When Roger Dannenberg, Robert Rowe and others started creating computer programs that would automatically accompany a live human musical performance well over twenty years ago, our current era of machine learning did not yet exist.
Their pioneering work was done before the development of Support Vector Machines, Convolutional Neural Nets and other powerful modern algorithmic tools of machine learning. These recent algorithmic techniques now underlie much software that we use every day, such as Google search and Google translate, and will soon be seen in our self-driving cars.

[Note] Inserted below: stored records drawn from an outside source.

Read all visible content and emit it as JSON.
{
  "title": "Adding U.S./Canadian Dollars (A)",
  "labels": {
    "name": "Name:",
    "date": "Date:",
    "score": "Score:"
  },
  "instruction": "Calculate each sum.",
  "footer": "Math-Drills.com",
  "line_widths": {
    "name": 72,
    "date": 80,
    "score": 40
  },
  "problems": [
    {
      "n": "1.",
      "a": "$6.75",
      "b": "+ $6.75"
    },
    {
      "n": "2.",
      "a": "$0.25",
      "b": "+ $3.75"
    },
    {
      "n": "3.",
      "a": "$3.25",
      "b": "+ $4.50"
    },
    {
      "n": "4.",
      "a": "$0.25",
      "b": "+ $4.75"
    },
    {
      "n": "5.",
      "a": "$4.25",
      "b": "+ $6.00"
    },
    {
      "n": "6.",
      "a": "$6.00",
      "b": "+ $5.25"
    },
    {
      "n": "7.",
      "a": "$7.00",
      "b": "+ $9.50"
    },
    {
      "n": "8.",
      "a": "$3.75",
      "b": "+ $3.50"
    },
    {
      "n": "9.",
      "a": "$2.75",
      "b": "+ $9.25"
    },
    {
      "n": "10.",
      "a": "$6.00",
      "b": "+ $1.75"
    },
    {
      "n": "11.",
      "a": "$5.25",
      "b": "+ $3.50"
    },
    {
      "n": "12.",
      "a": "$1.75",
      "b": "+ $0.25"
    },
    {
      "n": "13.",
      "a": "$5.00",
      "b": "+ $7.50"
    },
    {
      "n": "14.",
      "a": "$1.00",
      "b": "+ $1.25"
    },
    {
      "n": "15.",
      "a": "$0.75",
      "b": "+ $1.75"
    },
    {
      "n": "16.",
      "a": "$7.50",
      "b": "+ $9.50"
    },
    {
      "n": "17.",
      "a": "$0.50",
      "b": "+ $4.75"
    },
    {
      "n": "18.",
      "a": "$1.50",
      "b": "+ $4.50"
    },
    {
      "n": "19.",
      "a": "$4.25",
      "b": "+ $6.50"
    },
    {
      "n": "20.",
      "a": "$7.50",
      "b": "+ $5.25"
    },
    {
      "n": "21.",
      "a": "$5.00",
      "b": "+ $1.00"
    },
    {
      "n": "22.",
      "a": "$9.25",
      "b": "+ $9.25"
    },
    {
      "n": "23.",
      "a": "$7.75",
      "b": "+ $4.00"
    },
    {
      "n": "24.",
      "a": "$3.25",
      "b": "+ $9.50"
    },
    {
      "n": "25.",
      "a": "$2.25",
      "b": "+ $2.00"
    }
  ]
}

When we apply what these pioneers were trying to do to the various fields of live artistic performance (such as dance, acting, puppetry), we begin to see the modern possibilities for “smart instruments” — the piano that has “learned” your musical style, the virtual actor that embodies your unique body language, the paint brush which paints in ways that you might.
A lot of this has already been happening, in the work of Aaron Hertzmann and others, and we are poised for it to happen on a much larger scale. To be clear, we are not talking about machines replacing people. The live human performer is still very much in control, but is playing an instrument that has already been infused with styles of human performance, and can therefore be played at a higher level.
Through the use of smart instruments, a single talented performer can conduct an entire symphony, or direct a large virtual acting troupe. There is nothing mystical about this process — the human element is still very much present within these instruments. Such techniques are simply an enhanced way to distribute, and to gain the collective benefits from, old fashioned human talent.